Um céu cinza.

  Para ser lido ao som de Someone Like You- Adele

Parada, olhos fixos e o pensamento ali, naquele exato lugar, naquele banheiro. Era isso que eu mais temia e aconteceu. Do nada me pus a pensar em você, daquele jeito que há muito tempo eu evitava. É que peguei o preguiçoso habito de contar riscas de cerâmica, nuvens, fósforos e desenhos de roupa sempre que te vejo para evitar esse angustiante fato de pensar em você. Mas hoje não deu.

Pensei na nossa distância, e confesso que nesse ponto fui muito covarde. Fugi de você, dos seus problemas, da sua incapacidade de resolvê-los, da sua ingenuidade e acho que em algum momento eu até cheguei a lhe odiar. Eu já pensei em te magoar muito, daquele tanto que faz a gente acordar com a cara inchada e um vazio ensurdecedor na cabeça, mas eu não posso. A vontade que tenho de cuidar de você é maior. Tenho vontade de te passar toda minha coragem a ponto de não em restar mais nada, só para você ter um pouco mais de bagos e resolver a vida. Ou talvez, coragem seja essa sua de resolver tudo assim, acreditando que no final vai dar certo, que as coisas vão melhorar, que as pessoas vão mudar. Provavelmente covarde seja eu que ando pisando em ovos para não me machucar, que não dou a minha cara a tapa, que por medo de ser magoada tenho causado hematomas em mim mesmo sem precisar de ajuda nenhuma.

Não posso acreditar que estive na sua casa, não de novo. Sua casa é a constatação de uma realidade que não posso evitar, e ela se esfrega na minha cara desde o momento que paro em frente ao seu portão. Ela faz meus pensamentos lembrarem tudo aquilo que você finge ter esquecido, e não me venha dizer que esqueceu porque eu sei que tudo aquilo ainda te machuca. Se você soubesse como isso dói de uma forma assustadora, e enxergasse como você ainda faz questão de continuar em meio a tanta dor, iria entender às vezes que te odiei, te amando.

Não sei em qual azulejo do seu banheiro deixei que os números fugissem do meu pensamento, dando espaço para tanta coisa. Mas do nada comecei a imaginar como seria sua vida naquela casa, como seria acordar e se olhar no espelho passando por tudo que você passa. Pergunto-me quantas lágrimas você já derramou enquanto tomava banho, pensei em como estive distante e como ignorei todas essas lágrimas que não vi cair. Por um momento senti-me envergonhada de dizer que o que sinto por você é amor, que amor é esse?

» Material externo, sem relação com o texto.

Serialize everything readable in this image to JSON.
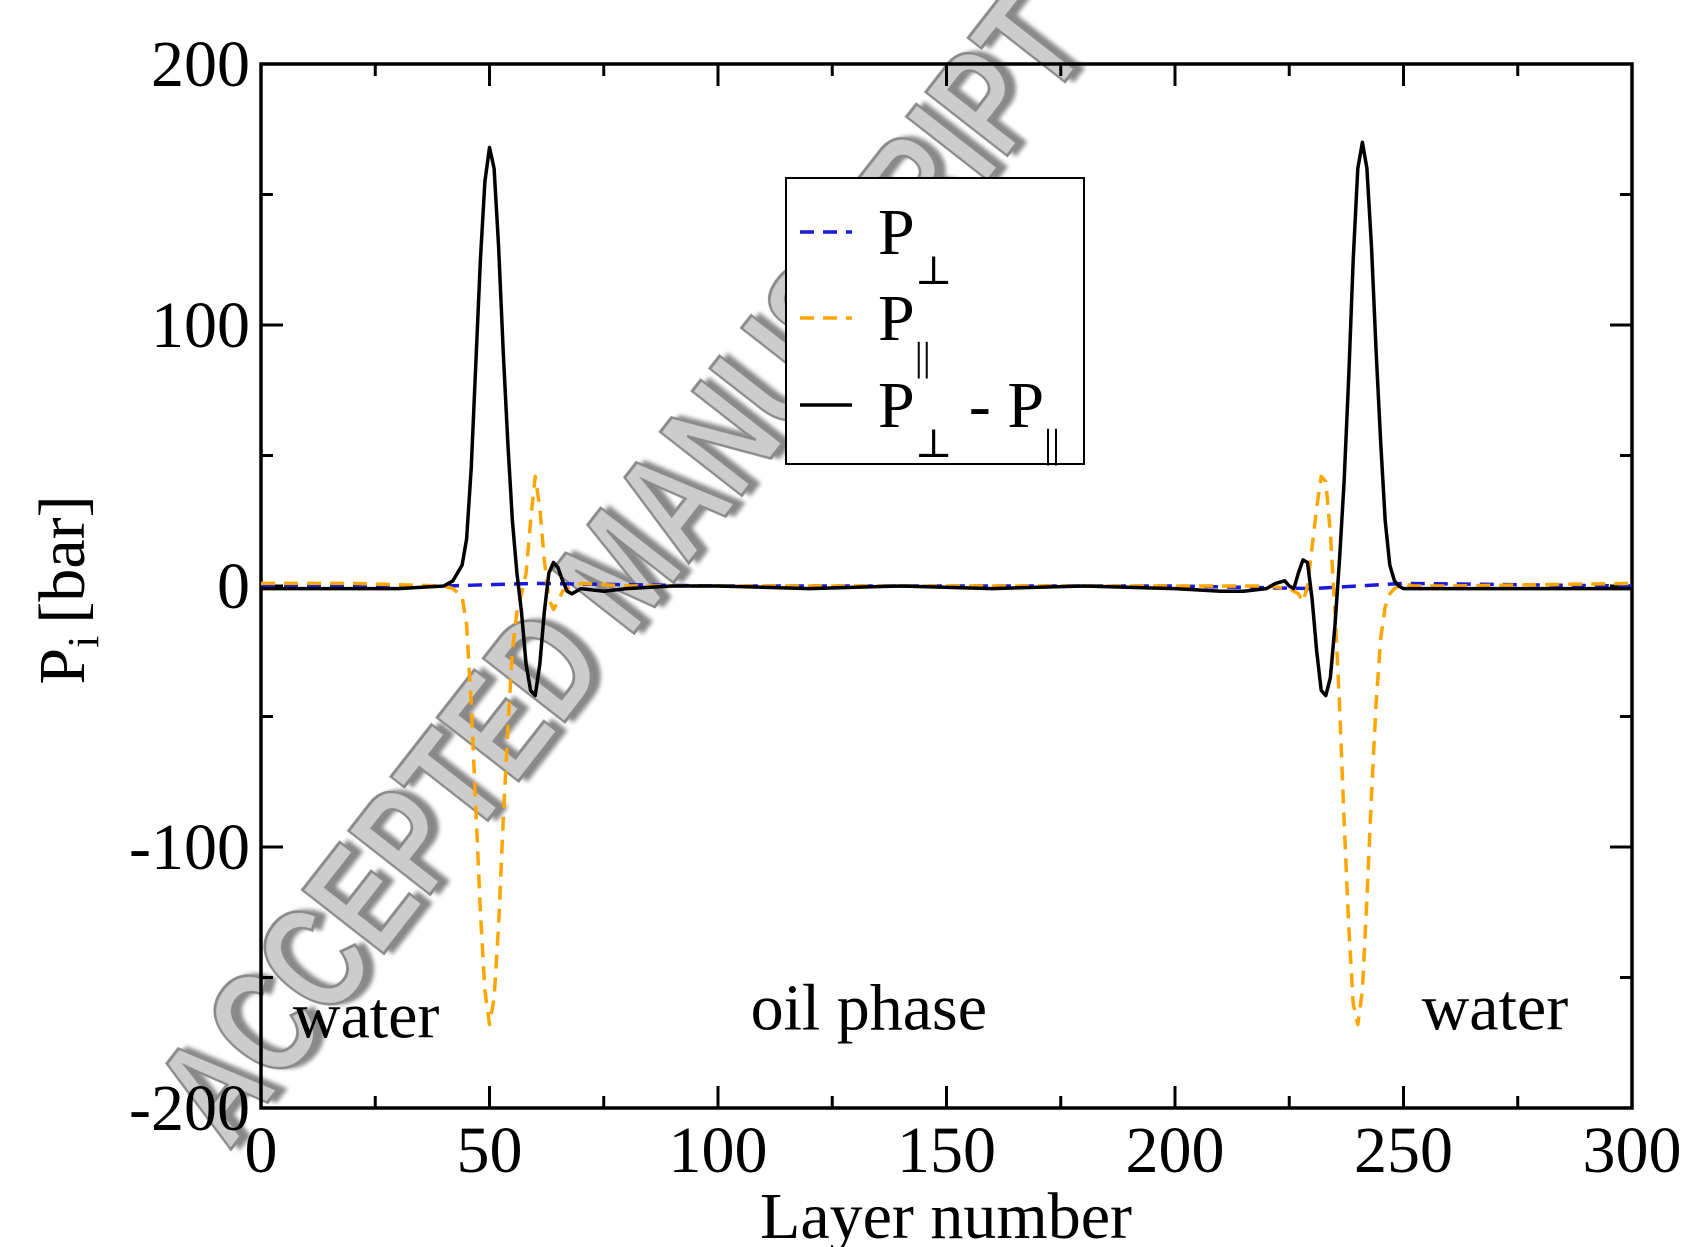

 Pensei em todas as escolhas feitas que nos trouxeram até aqui. Pergunto-me porque você optou por elas, será que em nenhum momento você foi capaz de ver esse furacão, ou será que você viu, mas preferiu acreditar que tudo se acalmaria?! Tive tempo ainda de me perguntar como seria se você tivesse a chance de fazer novas escolhas, se você não tivesse optado por entrar nesse furacão. Queria saber como seria te abraçar novamente sem ter que te lagar tão rápido para não chorar, e abalar a ordem do “você finge, eu minto que acredito e gente diz que está tudo bem”. Queria a liberdade que tínhamos de volta, as conversas nas quais não tinhamos que ficar selecionando o que podíamos ou não contar, queria a liberdade de andar pela sua casa de toalha, de ouvir você me dar algum conselho sem que ele fosse baseado nas suas dores.

 Talvez eu não seja tão forte quanto você pensa, parece que há mais dor do que consigo suportar, não é uma questão de querer…  por isso finjo que não sei da sua vida. Por isso evito estar na sua casa, por isso tenho contado azulejos, feijões, gomos nos sucos de laranja, e tudo mais que me obrigue não pensar em você, estando com você. Perdoe-me, mas nem minha fé consegue mais enxergar o fim dessa tempestade.

“São de arrependimentos e erros que as lembranças são feitas.

Quem poderia saber o quanto seria amargo o sabor dela?”